How to Respond to an Abusive Boss
People react to abusive bosses in different ways. Some suffer in silence, some hoard information about their boss’s behavior, and others respond aggressively.5 Ultimately, in the moment, it’s best to maintain professionalism while also mentally recording (then documenting) abusive behavior. Even if it’s tempting, matching their energy will likely exacerbate abusive behavior.
Here are ways to respond to an abusive boss:
- Pausing before reacting
- Speaking clearly and assertively about your needs
- Avoiding any shouting, belittling, or threats
- Documenting objective data for HR or other administrators
- Ignoring gossip or their attempts to lure you into drama
How to Handle an Abusive Boss
Dealing with an abusive boss is scary. Furthermore, it’s possible to experience trauma-bonding, meaning you feel attached to them despite their cruel behavior. Some employees may benefit from joining with coworkers or contacting HR directly. Others will find the situation improves after practicing indifference, setting healthy work boundaries, learning how to say no, or ignoring the behavior. In some cases, employees may need to either switch departments or get a new job.
Benefits of Therapy
There isn’t necessarily a straightforward answer for dealing with an abusive boss. However, seeking professional support may better help you understand your feelings and needs in the workplace. A therapist can also provide you with a practical roadmap for coping with your situation effectively.

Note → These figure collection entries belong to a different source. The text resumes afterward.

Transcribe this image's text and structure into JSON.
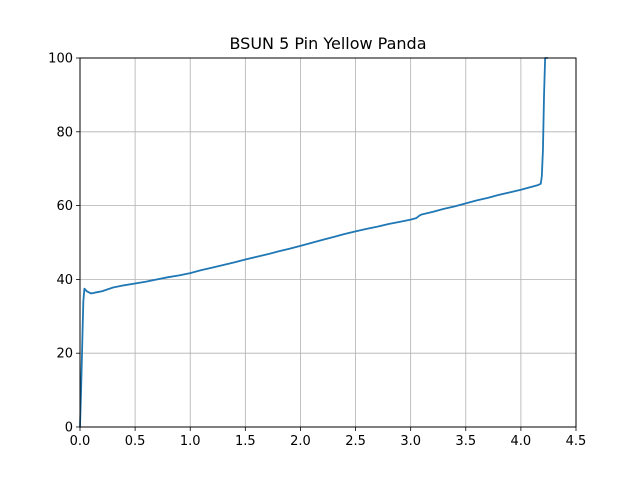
{
  "chart_data": {
    "type": "line",
    "title": "BSUN 5 Pin Yellow Panda",
    "xlabel": "",
    "ylabel": "",
    "xlim": [
      0,
      4.5
    ],
    "ylim": [
      0,
      100
    ],
    "xticks": [
      0.0,
      0.5,
      1.0,
      1.5,
      2.0,
      2.5,
      3.0,
      3.5,
      4.0,
      4.5
    ],
    "yticks": [
      0,
      20,
      40,
      60,
      80,
      100
    ],
    "xtick_labels": [
      "0.0",
      "0.5",
      "1.0",
      "1.5",
      "2.0",
      "2.5",
      "3.0",
      "3.5",
      "4.0",
      "4.5"
    ],
    "ytick_labels": [
      "0",
      "20",
      "40",
      "60",
      "80",
      "100"
    ],
    "grid": true,
    "line_color": "#1f77b4",
    "series": [
      {
        "x": [
          0.0,
          0.01,
          0.02,
          0.03,
          0.04,
          0.05,
          0.06,
          0.08,
          0.1,
          0.12,
          0.15,
          0.2,
          0.25,
          0.3,
          0.4,
          0.5,
          0.6,
          0.7,
          0.8,
          0.9,
          1.0,
          1.1,
          1.2,
          1.3,
          1.4,
          1.5,
          1.6,
          1.7,
          1.8,
          1.9,
          2.0,
          2.1,
          2.2,
          2.3,
          2.4,
          2.5,
          2.6,
          2.7,
          2.8,
          2.9,
          3.0,
          3.05,
          3.08,
          3.1,
          3.2,
          3.3,
          3.4,
          3.5,
          3.6,
          3.7,
          3.8,
          3.9,
          4.0,
          4.1,
          4.15,
          4.18,
          4.19,
          4.2,
          4.21,
          4.22,
          4.23,
          4.24
        ],
        "y": [
          0,
          10,
          22,
          34,
          37.5,
          37.2,
          36.8,
          36.5,
          36.2,
          36.3,
          36.5,
          36.8,
          37.3,
          37.8,
          38.4,
          38.9,
          39.4,
          40,
          40.6,
          41.1,
          41.7,
          42.5,
          43.2,
          43.9,
          44.6,
          45.4,
          46.1,
          46.8,
          47.6,
          48.3,
          49.1,
          49.9,
          50.7,
          51.5,
          52.3,
          53,
          53.7,
          54.3,
          55,
          55.6,
          56.2,
          56.6,
          57.3,
          57.6,
          58.3,
          59.1,
          59.8,
          60.6,
          61.4,
          62.1,
          62.9,
          63.6,
          64.3,
          65.1,
          65.5,
          65.9,
          68,
          75,
          90,
          100,
          100,
          100
        ]
      }
    ]
  }
}
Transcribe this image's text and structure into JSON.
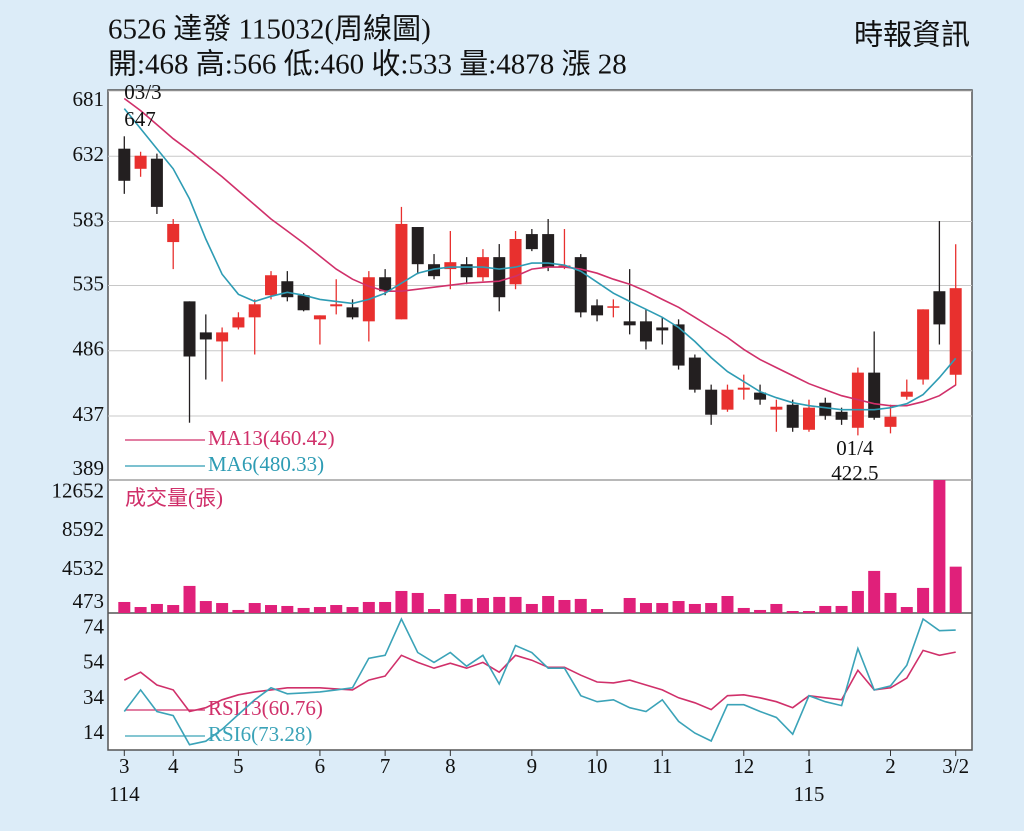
{
  "header": {
    "title": "6526  達發 115032(周線圖)",
    "quote": "開:468 高:566 低:460 收:533 量:4878 漲 28",
    "source": "時報資訊"
  },
  "chart_data": [
    {
      "type": "candlestick",
      "xlim": [
        -1,
        52
      ],
      "ylim": [
        389,
        681
      ],
      "yticks": [
        389,
        437,
        486,
        535,
        583,
        632,
        681
      ],
      "grid": true,
      "up_color": "#e8302e",
      "down_color": "#231f20",
      "open": [
        637.7,
        622.6,
        630.2,
        567.6,
        523.1,
        499.8,
        493,
        503.5,
        511.1,
        527.7,
        538.2,
        527.7,
        509.6,
        519.4,
        518.6,
        508.1,
        541.2,
        509.6,
        578.9,
        551,
        547.3,
        551,
        541.2,
        556.3,
        535.9,
        573.6,
        573.6,
        550,
        556.3,
        520.1,
        519.4,
        508.1,
        508.1,
        503.5,
        505.8,
        480.9,
        456.8,
        441.8,
        456.8,
        454.6,
        441.8,
        445.5,
        426.7,
        447,
        440.2,
        428.2,
        469.6,
        428.9,
        451.5,
        464.4,
        530.7,
        468
      ],
      "high": [
        647,
        635.4,
        634,
        584.9,
        523.1,
        513.3,
        503.5,
        514.9,
        524.6,
        545.8,
        545.8,
        529.2,
        512.6,
        539.7,
        524.6,
        545.8,
        547.3,
        594,
        578.9,
        558.6,
        575.9,
        556.3,
        562.3,
        566.1,
        575.9,
        577.4,
        584.9,
        577.4,
        558.6,
        524.6,
        524.6,
        547.3,
        517.1,
        511.1,
        509.6,
        483.2,
        460.6,
        460.6,
        468.1,
        460.6,
        449.3,
        449.3,
        449.3,
        450.8,
        443.3,
        473.4,
        500.5,
        445.5,
        464.4,
        517.1,
        583.4,
        566
      ],
      "low": [
        603.8,
        616.6,
        588.7,
        547.3,
        432,
        464.4,
        462.9,
        502,
        483.2,
        524.6,
        523.1,
        515.6,
        490.7,
        513.3,
        509.6,
        493,
        527.7,
        509.6,
        543.5,
        539.7,
        532.2,
        536,
        538.2,
        515.6,
        532.2,
        560.8,
        545.8,
        547.3,
        511.1,
        508.1,
        511.1,
        498.3,
        487,
        490.7,
        471.9,
        454.6,
        430.4,
        440.2,
        449.3,
        445.5,
        425.2,
        425.2,
        425.2,
        434.2,
        430.4,
        422.5,
        434.2,
        424,
        449.3,
        460.6,
        490.7,
        460
      ],
      "close": [
        613.6,
        632.4,
        594.0,
        581.2,
        481.7,
        494.5,
        499.8,
        511.1,
        520.9,
        542.7,
        526.2,
        516.4,
        512.6,
        520.9,
        511.1,
        541.2,
        530.7,
        581.2,
        551,
        542,
        552.5,
        541.2,
        556.3,
        526.2,
        569.9,
        562.3,
        548.8,
        550,
        514.8,
        512.6,
        519.4,
        505.1,
        493,
        501.3,
        474.9,
        456.8,
        438,
        456.8,
        458.3,
        449.3,
        444,
        428.2,
        443.3,
        437.2,
        434.2,
        469.6,
        435.7,
        436.5,
        455.3,
        517.1,
        505.8,
        533
      ],
      "series": [
        {
          "name": "MA13(460.42)",
          "color": "#d0306a",
          "values": [
            675.4,
            666.3,
            655.8,
            645.2,
            636.2,
            626.4,
            616.6,
            606.0,
            595.5,
            584.9,
            575.9,
            566.8,
            557.1,
            547.3,
            539.7,
            534.4,
            530.7,
            530.7,
            532.2,
            533.7,
            535.2,
            536.7,
            537.5,
            538.2,
            542.0,
            547.3,
            548.8,
            548.8,
            547.3,
            544.2,
            539.7,
            536.0,
            530.7,
            524.6,
            518.6,
            511.1,
            503.5,
            496.0,
            487.0,
            479.4,
            473.4,
            467.4,
            461.3,
            456.8,
            452.3,
            449.3,
            446.3,
            444.8,
            444.8,
            447.8,
            452.3,
            460.42
          ]
        },
        {
          "name": "MA6(480.33)",
          "color": "#2e9cb4",
          "values": [
            667.8,
            652.8,
            637.7,
            622.6,
            600.0,
            569.9,
            543.5,
            528.4,
            523.1,
            526.9,
            529.9,
            527.7,
            524.6,
            523.1,
            521.6,
            524.6,
            529.2,
            536.7,
            544.2,
            547.3,
            548.8,
            548.8,
            548.8,
            547.3,
            548.8,
            551.8,
            551.8,
            550.3,
            545.7,
            537.5,
            529.2,
            523.1,
            517.1,
            511.1,
            503.5,
            493.0,
            480.9,
            470.4,
            462.9,
            455.3,
            450.8,
            447.0,
            444.8,
            443.3,
            441.8,
            441.8,
            441.8,
            443.3,
            446.3,
            453.1,
            465.9,
            480.33
          ]
        }
      ],
      "annotations": [
        {
          "date": "03/3",
          "price": 647
        },
        {
          "date": "01/4",
          "price": 422.5
        }
      ]
    },
    {
      "type": "bar",
      "title": "成交量(張)",
      "title_color": "#d0306a",
      "color": "#e0207a",
      "ylim": [
        0,
        14000
      ],
      "yticks": [
        473,
        4532,
        8592,
        12652
      ],
      "values": [
        1160,
        630,
        950,
        840,
        2850,
        1260,
        1050,
        320,
        1050,
        840,
        740,
        530,
        630,
        840,
        630,
        1160,
        1160,
        2320,
        2110,
        420,
        2000,
        1480,
        1580,
        1690,
        1690,
        950,
        1790,
        1370,
        1480,
        420,
        null,
        1580,
        1050,
        1050,
        1260,
        950,
        1050,
        1790,
        530,
        320,
        950,
        210,
        210,
        740,
        740,
        2320,
        4430,
        2110,
        630,
        2640,
        14000,
        4878
      ]
    },
    {
      "type": "line",
      "ylim": [
        5,
        83
      ],
      "yticks": [
        14,
        34,
        54,
        74
      ],
      "series": [
        {
          "name": "RSI13(60.76)",
          "color": "#d0306a",
          "values": [
            44.8,
            49.3,
            42.0,
            39.2,
            26.9,
            29.1,
            33.6,
            36.4,
            38.1,
            39.2,
            40.4,
            40.4,
            40.4,
            39.8,
            39.2,
            44.8,
            47.1,
            58.9,
            54.9,
            51.6,
            54.4,
            51.6,
            54.9,
            49.3,
            58.9,
            56.1,
            52.1,
            52.1,
            47.6,
            43.7,
            43.2,
            44.8,
            42.0,
            39.2,
            34.7,
            31.9,
            28.0,
            35.9,
            36.4,
            34.7,
            32.5,
            29.1,
            35.9,
            34.7,
            33.6,
            50.4,
            39.2,
            40.4,
            46.0,
            61.7,
            58.9,
            60.76
          ]
        },
        {
          "name": "RSI6(73.28)",
          "color": "#3ba3b8",
          "values": [
            26.9,
            39.2,
            26.9,
            24.6,
            8,
            10,
            16.8,
            25.2,
            33.6,
            40.4,
            37.0,
            37.5,
            38.1,
            39.2,
            40.4,
            57.2,
            58.9,
            79.6,
            60.5,
            54.9,
            60.5,
            52.7,
            58.9,
            42.6,
            64.5,
            60.5,
            51.6,
            51.6,
            35.9,
            32.5,
            33.6,
            29.1,
            26.9,
            33.6,
            21.3,
            14.6,
            10.1,
            30.8,
            30.8,
            26.9,
            23.5,
            14.0,
            35.9,
            32.5,
            30.3,
            62.8,
            39.2,
            41.5,
            53.3,
            79.6,
            72.9,
            73.28
          ]
        }
      ],
      "xticks": [
        {
          "value": 0,
          "label": "3"
        },
        {
          "value": 3,
          "label": "4"
        },
        {
          "value": 7,
          "label": "5"
        },
        {
          "value": 12,
          "label": "6"
        },
        {
          "value": 16,
          "label": "7"
        },
        {
          "value": 20,
          "label": "8"
        },
        {
          "value": 25,
          "label": "9"
        },
        {
          "value": 29,
          "label": "10"
        },
        {
          "value": 33,
          "label": "11"
        },
        {
          "value": 38,
          "label": "12"
        },
        {
          "value": 42,
          "label": "1"
        },
        {
          "value": 47,
          "label": "2"
        },
        {
          "value": 51,
          "label": "3/2"
        }
      ],
      "year_labels": [
        {
          "value": 0,
          "label": "114"
        },
        {
          "value": 42,
          "label": "115"
        }
      ]
    }
  ]
}
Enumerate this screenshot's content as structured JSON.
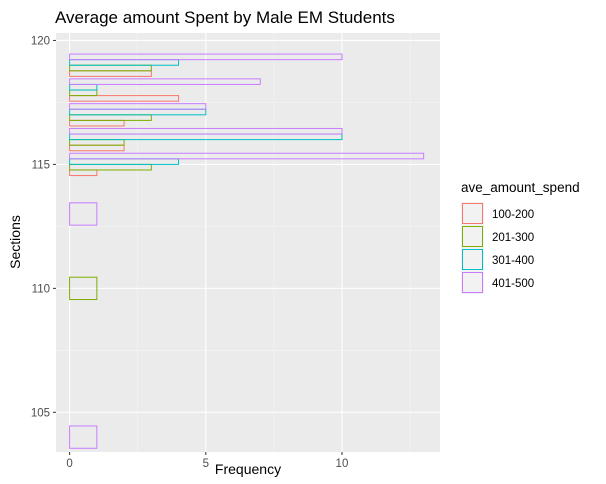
{
  "chart_data": {
    "type": "bar",
    "orientation": "horizontal",
    "title": "Average amount Spent by Male EM Students",
    "xlabel": "Frequency",
    "ylabel": "Sections",
    "xlim": [
      -0.5,
      13.6
    ],
    "ylim": [
      103.4,
      120.3
    ],
    "x_ticks": [
      0,
      5,
      10
    ],
    "y_ticks": [
      105,
      110,
      115,
      120
    ],
    "x_tick_labels": [
      "0",
      "5",
      "10"
    ],
    "y_tick_labels": [
      "105",
      "110",
      "115",
      "120"
    ],
    "grid": true,
    "legend": {
      "title": "ave_amount_spend",
      "position": "right",
      "entries": [
        {
          "label": "100-200",
          "color": "#F8766D"
        },
        {
          "label": "201-300",
          "color": "#7CAE00"
        },
        {
          "label": "301-400",
          "color": "#00BFC4"
        },
        {
          "label": "401-500",
          "color": "#C77CFF"
        }
      ]
    },
    "bars": [
      {
        "section": 104,
        "group": "401-500",
        "frequency": 1
      },
      {
        "section": 110,
        "group": "201-300",
        "frequency": 1
      },
      {
        "section": 113,
        "group": "401-500",
        "frequency": 1
      },
      {
        "section": 115,
        "group": "100-200",
        "frequency": 1
      },
      {
        "section": 115,
        "group": "201-300",
        "frequency": 3
      },
      {
        "section": 115,
        "group": "301-400",
        "frequency": 4
      },
      {
        "section": 115,
        "group": "401-500",
        "frequency": 13
      },
      {
        "section": 116,
        "group": "100-200",
        "frequency": 2
      },
      {
        "section": 116,
        "group": "201-300",
        "frequency": 2
      },
      {
        "section": 116,
        "group": "301-400",
        "frequency": 10
      },
      {
        "section": 116,
        "group": "401-500",
        "frequency": 10
      },
      {
        "section": 117,
        "group": "100-200",
        "frequency": 2
      },
      {
        "section": 117,
        "group": "201-300",
        "frequency": 3
      },
      {
        "section": 117,
        "group": "301-400",
        "frequency": 5
      },
      {
        "section": 117,
        "group": "401-500",
        "frequency": 5
      },
      {
        "section": 118,
        "group": "100-200",
        "frequency": 4
      },
      {
        "section": 118,
        "group": "201-300",
        "frequency": 1
      },
      {
        "section": 118,
        "group": "301-400",
        "frequency": 1
      },
      {
        "section": 118,
        "group": "401-500",
        "frequency": 7
      },
      {
        "section": 119,
        "group": "100-200",
        "frequency": 3
      },
      {
        "section": 119,
        "group": "201-300",
        "frequency": 3
      },
      {
        "section": 119,
        "group": "301-400",
        "frequency": 4
      },
      {
        "section": 119,
        "group": "401-500",
        "frequency": 10
      }
    ]
  }
}
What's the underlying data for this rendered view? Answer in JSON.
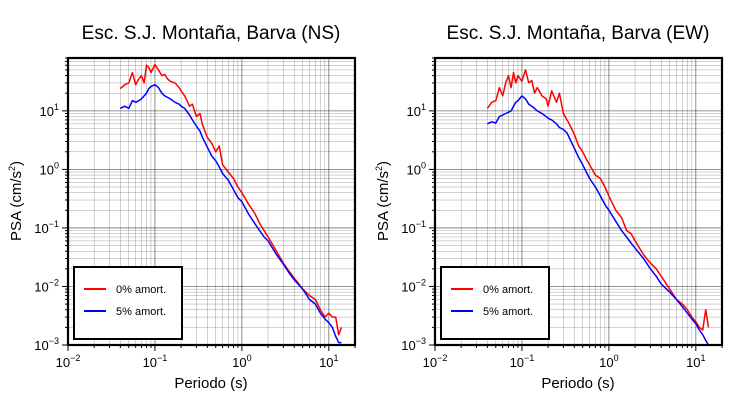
{
  "colors": {
    "series_0": "#ff0000",
    "series_5": "#0000ff",
    "grid": "#555555",
    "frame": "#000000"
  },
  "chart_data": [
    {
      "type": "line",
      "title": "Esc. S.J. Montaña, Barva (NS)",
      "xlabel": "Periodo (s)",
      "ylabel_main": "PSA (cm/s",
      "ylabel_sup": "2",
      "ylabel_tail": ")",
      "x_scale": "log",
      "y_scale": "log",
      "xlim": [
        0.01,
        20
      ],
      "ylim": [
        0.001,
        80
      ],
      "grid": true,
      "legend_position": "bottom-left",
      "x_ticks": [
        {
          "base": "10",
          "exp": "−2",
          "value": 0.01
        },
        {
          "base": "10",
          "exp": "−1",
          "value": 0.1
        },
        {
          "base": "10",
          "exp": "0",
          "value": 1
        },
        {
          "base": "10",
          "exp": "1",
          "value": 10
        }
      ],
      "y_ticks": [
        {
          "base": "10",
          "exp": "−3",
          "value": 0.001
        },
        {
          "base": "10",
          "exp": "−2",
          "value": 0.01
        },
        {
          "base": "10",
          "exp": "−1",
          "value": 0.1
        },
        {
          "base": "10",
          "exp": "0",
          "value": 1
        },
        {
          "base": "10",
          "exp": "1",
          "value": 10
        }
      ],
      "series": [
        {
          "name": "0% amort.",
          "color": "#ff0000",
          "x": [
            0.04,
            0.045,
            0.05,
            0.055,
            0.06,
            0.065,
            0.07,
            0.075,
            0.08,
            0.085,
            0.09,
            0.1,
            0.11,
            0.12,
            0.13,
            0.14,
            0.15,
            0.17,
            0.19,
            0.2,
            0.22,
            0.25,
            0.27,
            0.3,
            0.33,
            0.35,
            0.4,
            0.45,
            0.5,
            0.55,
            0.6,
            0.7,
            0.8,
            0.9,
            1.0,
            1.2,
            1.4,
            1.6,
            1.8,
            2.0,
            2.5,
            3.0,
            3.5,
            4.0,
            5.0,
            6.0,
            7.0,
            8.0,
            9.0,
            10.0,
            11.0,
            12.0,
            13.0,
            14.0
          ],
          "y": [
            24,
            28,
            30,
            45,
            28,
            35,
            40,
            30,
            60,
            55,
            45,
            62,
            50,
            40,
            42,
            35,
            32,
            30,
            25,
            22,
            18,
            12,
            13,
            8,
            9,
            6,
            3.5,
            2.8,
            2.0,
            2.5,
            1.2,
            0.9,
            0.7,
            0.5,
            0.4,
            0.25,
            0.18,
            0.12,
            0.09,
            0.07,
            0.04,
            0.025,
            0.018,
            0.014,
            0.009,
            0.007,
            0.006,
            0.004,
            0.003,
            0.0035,
            0.003,
            0.003,
            0.0015,
            0.002
          ]
        },
        {
          "name": "5% amort.",
          "color": "#0000ff",
          "x": [
            0.04,
            0.045,
            0.05,
            0.055,
            0.06,
            0.065,
            0.07,
            0.075,
            0.08,
            0.085,
            0.09,
            0.1,
            0.11,
            0.12,
            0.13,
            0.14,
            0.15,
            0.17,
            0.19,
            0.2,
            0.22,
            0.25,
            0.27,
            0.3,
            0.33,
            0.35,
            0.4,
            0.45,
            0.5,
            0.55,
            0.6,
            0.7,
            0.8,
            0.9,
            1.0,
            1.2,
            1.4,
            1.6,
            1.8,
            2.0,
            2.5,
            3.0,
            3.5,
            4.0,
            5.0,
            6.0,
            7.0,
            8.0,
            9.0,
            10.0,
            11.0,
            12.0,
            13.0,
            14.0
          ],
          "y": [
            11,
            12,
            11,
            15,
            14,
            15,
            16,
            18,
            20,
            24,
            26,
            28,
            25,
            20,
            18,
            17,
            16,
            14,
            13,
            12,
            11,
            8.5,
            7,
            5.5,
            4.5,
            3.6,
            2.4,
            1.7,
            1.4,
            1.1,
            0.85,
            0.65,
            0.45,
            0.33,
            0.28,
            0.17,
            0.12,
            0.09,
            0.07,
            0.06,
            0.035,
            0.024,
            0.017,
            0.013,
            0.009,
            0.006,
            0.005,
            0.0035,
            0.0028,
            0.0024,
            0.002,
            0.0014,
            0.0011,
            0.0011
          ]
        }
      ]
    },
    {
      "type": "line",
      "title": "Esc. S.J. Montaña, Barva (EW)",
      "xlabel": "Periodo (s)",
      "ylabel_main": "PSA (cm/s",
      "ylabel_sup": "2",
      "ylabel_tail": ")",
      "x_scale": "log",
      "y_scale": "log",
      "xlim": [
        0.01,
        20
      ],
      "ylim": [
        0.001,
        80
      ],
      "grid": true,
      "legend_position": "bottom-left",
      "x_ticks": [
        {
          "base": "10",
          "exp": "−2",
          "value": 0.01
        },
        {
          "base": "10",
          "exp": "−1",
          "value": 0.1
        },
        {
          "base": "10",
          "exp": "0",
          "value": 1
        },
        {
          "base": "10",
          "exp": "1",
          "value": 10
        }
      ],
      "y_ticks": [
        {
          "base": "10",
          "exp": "−3",
          "value": 0.001
        },
        {
          "base": "10",
          "exp": "−2",
          "value": 0.01
        },
        {
          "base": "10",
          "exp": "−1",
          "value": 0.1
        },
        {
          "base": "10",
          "exp": "0",
          "value": 1
        },
        {
          "base": "10",
          "exp": "1",
          "value": 10
        }
      ],
      "series": [
        {
          "name": "0% amort.",
          "color": "#ff0000",
          "x": [
            0.04,
            0.045,
            0.05,
            0.055,
            0.06,
            0.065,
            0.07,
            0.075,
            0.08,
            0.085,
            0.09,
            0.1,
            0.11,
            0.12,
            0.13,
            0.14,
            0.15,
            0.17,
            0.19,
            0.2,
            0.22,
            0.25,
            0.27,
            0.3,
            0.33,
            0.35,
            0.4,
            0.45,
            0.5,
            0.55,
            0.6,
            0.7,
            0.8,
            0.9,
            1.0,
            1.2,
            1.4,
            1.6,
            1.8,
            2.0,
            2.5,
            3.0,
            3.5,
            4.0,
            5.0,
            6.0,
            7.0,
            8.0,
            9.0,
            10.0,
            11.0,
            12.0,
            13.0,
            14.0
          ],
          "y": [
            11,
            14,
            15,
            25,
            18,
            30,
            40,
            25,
            45,
            30,
            40,
            32,
            50,
            30,
            33,
            20,
            25,
            18,
            16,
            12,
            22,
            14,
            20,
            9,
            7,
            6,
            4,
            2.5,
            2.0,
            1.5,
            1.2,
            0.8,
            0.7,
            0.5,
            0.35,
            0.2,
            0.15,
            0.09,
            0.08,
            0.06,
            0.035,
            0.025,
            0.02,
            0.015,
            0.009,
            0.006,
            0.005,
            0.004,
            0.003,
            0.0025,
            0.002,
            0.0018,
            0.004,
            0.002
          ]
        },
        {
          "name": "5% amort.",
          "color": "#0000ff",
          "x": [
            0.04,
            0.045,
            0.05,
            0.055,
            0.06,
            0.065,
            0.07,
            0.075,
            0.08,
            0.085,
            0.09,
            0.1,
            0.11,
            0.12,
            0.13,
            0.14,
            0.15,
            0.17,
            0.19,
            0.2,
            0.22,
            0.25,
            0.27,
            0.3,
            0.33,
            0.35,
            0.4,
            0.45,
            0.5,
            0.55,
            0.6,
            0.7,
            0.8,
            0.9,
            1.0,
            1.2,
            1.4,
            1.6,
            1.8,
            2.0,
            2.5,
            3.0,
            3.5,
            4.0,
            5.0,
            6.0,
            7.0,
            8.0,
            9.0,
            10.0,
            11.0,
            12.0,
            13.0,
            14.0
          ],
          "y": [
            6,
            6.5,
            6.2,
            8,
            8.5,
            9,
            9.5,
            10,
            12,
            14,
            15,
            18,
            16,
            13,
            12,
            11,
            10,
            9,
            8,
            7.5,
            7,
            6,
            5.2,
            4.8,
            4.2,
            3.5,
            2.3,
            1.6,
            1.2,
            0.9,
            0.7,
            0.5,
            0.35,
            0.25,
            0.2,
            0.13,
            0.09,
            0.07,
            0.055,
            0.045,
            0.03,
            0.02,
            0.015,
            0.011,
            0.008,
            0.006,
            0.0045,
            0.0035,
            0.0028,
            0.0023,
            0.0018,
            0.0015,
            0.0012,
            0.001
          ]
        }
      ]
    }
  ]
}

Ideally, you should look for a therapist with experience in treating emotional abuse. You can start your search using a professional therapist directory.
No matter the situation, all abusive relationships can feel stressful and discouraging. However, reaching out for support, seeking therapy, and learning to be proactive in your next steps can significantly improve how you feel when you’re faced with an emotionally abusive boss.